这种方式在找到匹配条目之前无需迭代整个映射，但使用TreeSet 查找具有特定键与另一个键比较的条目的功能。然而，只有当地图中的条目数量很大时，这才会产生影响。但是它确实节省了几行代码。

【讨论】：

【解决方案7】：

我会这样做：

class RandomMethod {
    private final Runnable method;
    private final int probability;

    RandomMethod(Runnable method, int probability){
        this.method = method;
        this.probability = probability;
    }

    public int getProbability() { return probability; }
    public void run()      { method.run(); }
}

class MethodChooser {
    private final List<RandomMethod> methods;
    private final int total;

    MethodChooser(final List<RandomMethod> methods) {
        this.methods = methods;
        this.total = methods.stream().collect(
            Collectors.summingInt(RandomMethod::getProbability)
        );
    }

    public void chooseMethod() {
        final Random random = new Random();
        final int choice = random.nextInt(total);

        int count = 0;
        for (final RandomMethod method : methods)
        {
            count += method.getProbability();
            if (choice < count) {
                method.run();
                return;
            }
        }
    }
}

示例用法：

MethodChooser chooser = new MethodChooser(Arrays.asList(
    new RandomMethod(Blah::aaa, 1),
    new RandomMethod(Blah::bbb, 3),
    new RandomMethod(Blah::ccc, 1)
));

IntStream.range(0, 100).forEach(
    i -> chooser.chooseMethod()
);

Run it here.

【讨论】：

看到你对其他答案的所有抱怨有点有趣，比如“不是Java”之类的；一切都以积极的被动语气。

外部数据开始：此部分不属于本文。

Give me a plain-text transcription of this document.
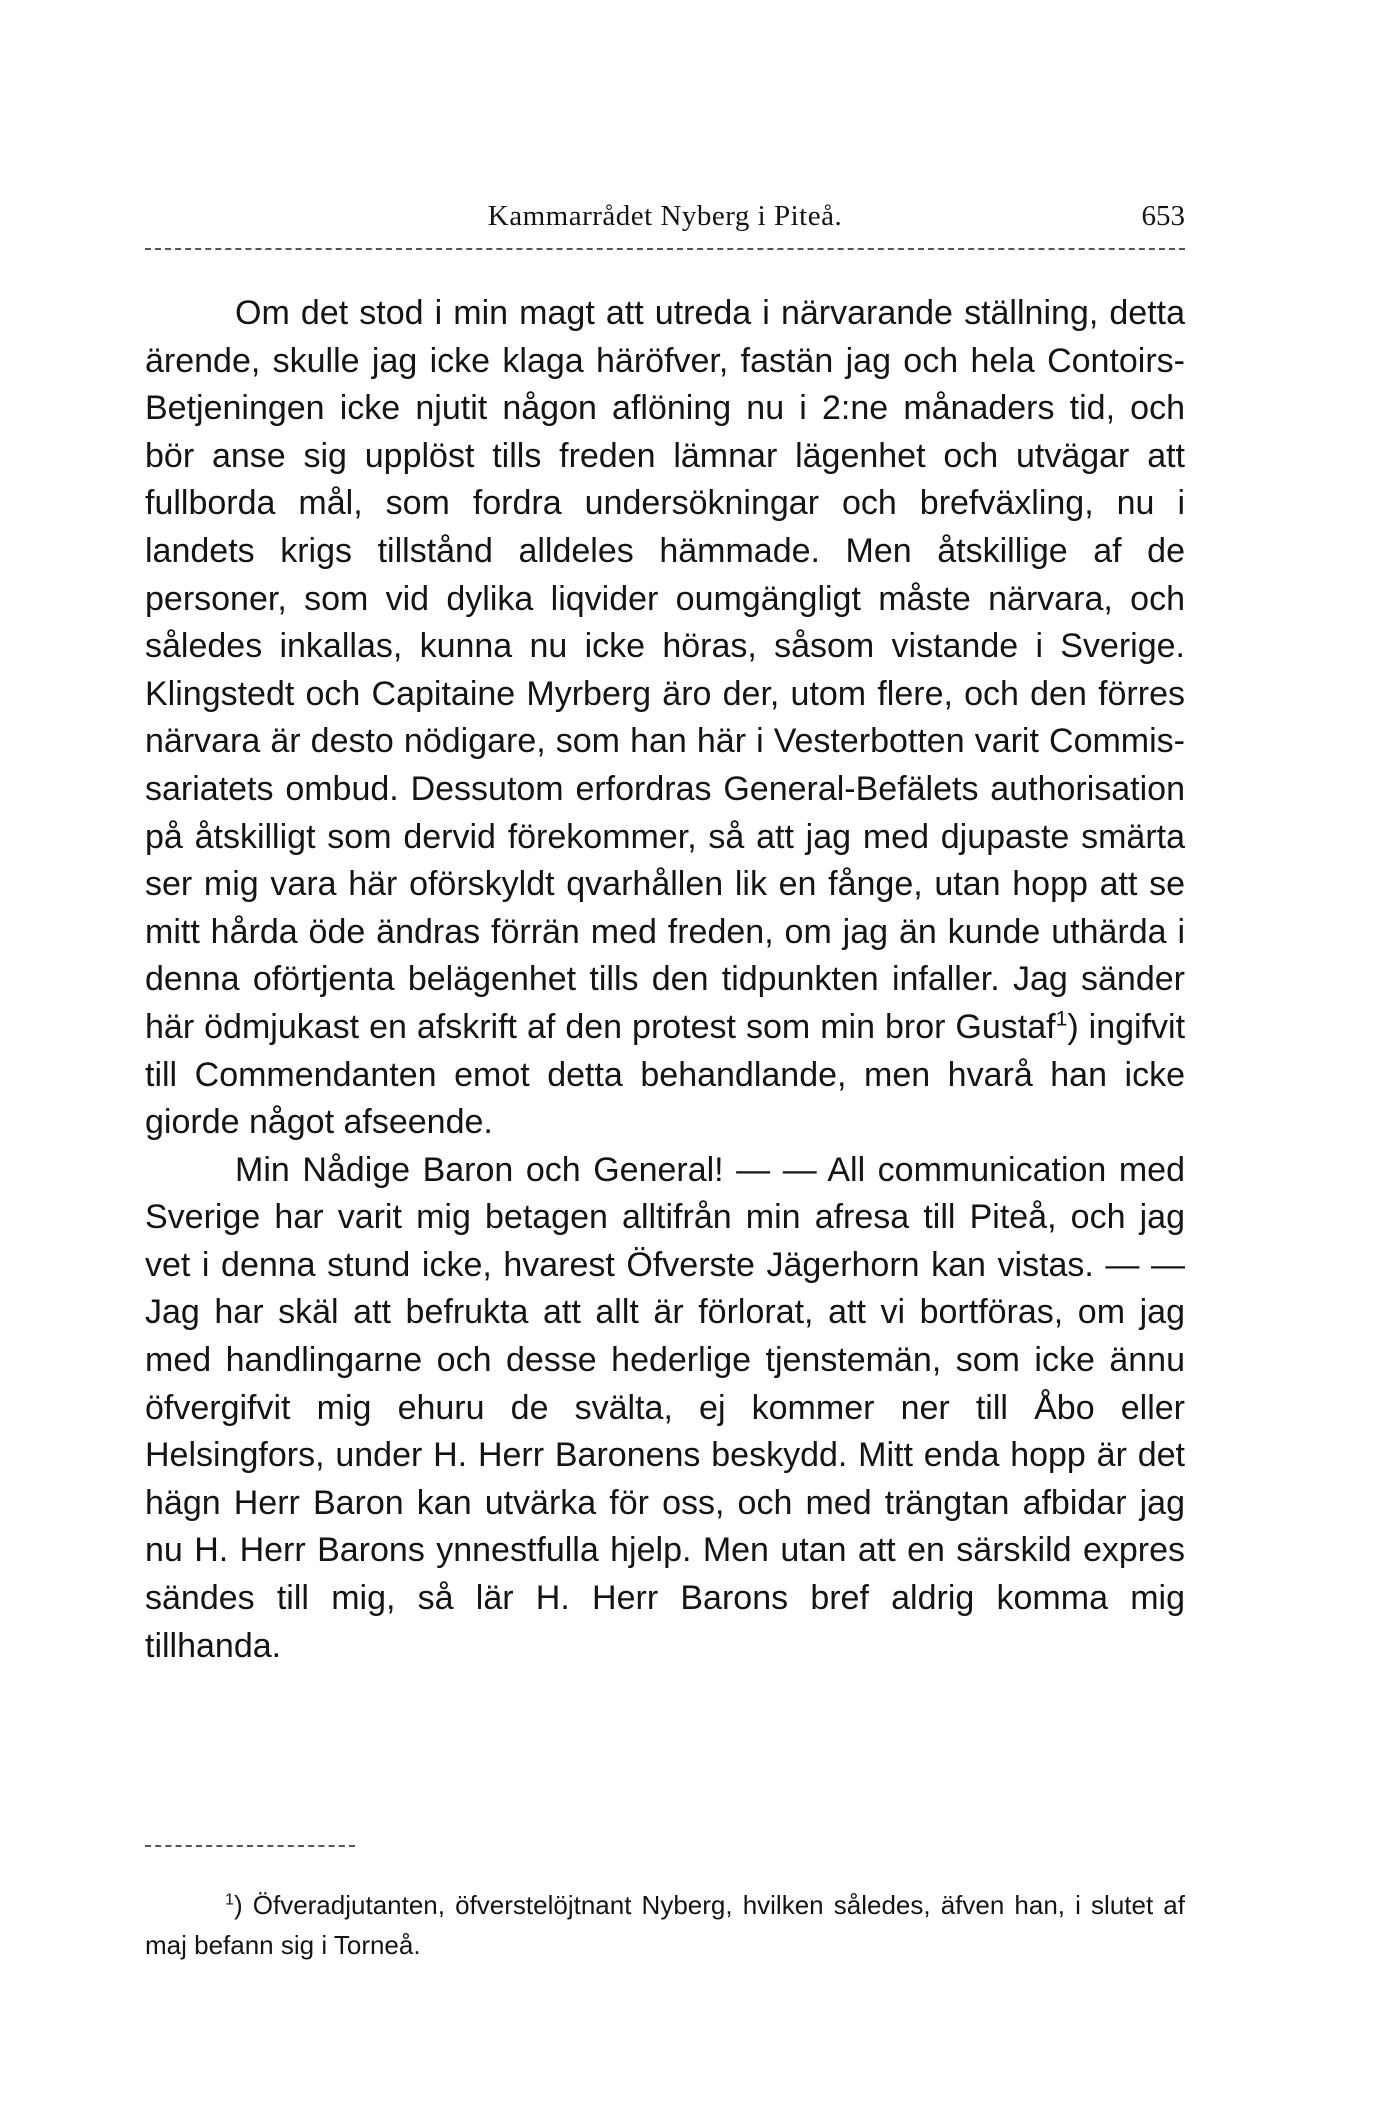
Kammarrådet Nyberg i Piteå.	653

Om det stod i min magt att utreda i närvarande ställning, detta ärende, skulle jag icke klaga häröfver, fastän jag och hela Contoirs-Betjeningen icke njutit någon aflöning nu i 2:ne månaders tid, och bör anse sig upplöst tills freden lämnar lägenhet och utvägar att fullborda mål, som fordra undersökningar och brefväxling, nu i landets krigs tillstånd alldeles hämmade. Men åtskillige af de personer, som vid dylika liqvider oumgängligt måste närvara, och således inkallas, kunna nu icke höras, såsom vistande i Sverige. Klingstedt och Capitaine Myrberg äro der, utom flere, och den förres närvara är desto nödigare, som han här i Vesterbotten varit Commissariatets ombud. Dessutom erfordras General-Befälets authorisation på åtskilligt som dervid förekommer, så att jag med djupaste smärta ser mig vara här oförskyldt qvarhållen lik en fånge, utan hopp att se mitt hårda öde ändras förrän med freden, om jag än kunde uthärda i denna oförtjenta belägenhet tills den tidpunkten infaller. Jag sänder här ödmjukast en afskrift af den protest som min bror Gustaf$^1$) ingifvit till Commendanten emot detta behandlande, men hvarå han icke giorde något afseende.

Min Nådige Baron och General! — — All communication med Sverige har varit mig betagen alltifrån min afresa till Piteå, och jag vet i denna stund icke, hvarest Öfverste Jägerhorn kan vistas. — — Jag har skäl att befrukta att allt är förlorat, att vi bortföras, om jag med handlingarne och desse hederlige tjenstemän, som icke ännu öfvergifvit mig ehuru de svälta, ej kommer ner till Åbo eller Helsingfors, under H. Herr Baronens beskydd. Mitt enda hopp är det hägn Herr Baron kan utvärka för oss, och med trängtan afbidar jag nu H. Herr Barons ynnestfulla hjelp. Men utan att en särskild expres sändes till mig, så lär H. Herr Barons bref aldrig komma mig tillhanda.

$^1$) Öfveradjutanten, öfverstelöjtnant Nyberg, hvilken således, äfven han, i slutet af maj befann sig i Torneå.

然后在这里看到你的答案，甚至不包括人类语言；至少我没有看到任何解释您的代码，您使用的算法，优点，缺点等等等。与其浪费更多时间批评其他答案，实际上这些答案非常好，为什么不先改进自己的呢？（附：differencebetween.com/…）
@SebastianMach 没有以被动攻击的语气说什么，但如果你这样解释，我也无能为力。我倾向于使我的 cmets 尽可能简洁。我发布的所有内容都是关于我认为他们的答案可以如何改进的建设性批评。没有人能免于批评 - 没有必要生气并把它当作个人。
@SebastianMach 现在，我认为您的最后一个链接有点破坏了自己，但是是的，您是正确的，我已经修复了它
就我个人而言，我总是感谢那些破坏我自己的链接。英语不是我的母语，“机会”也是我的第一选择的可能性非零。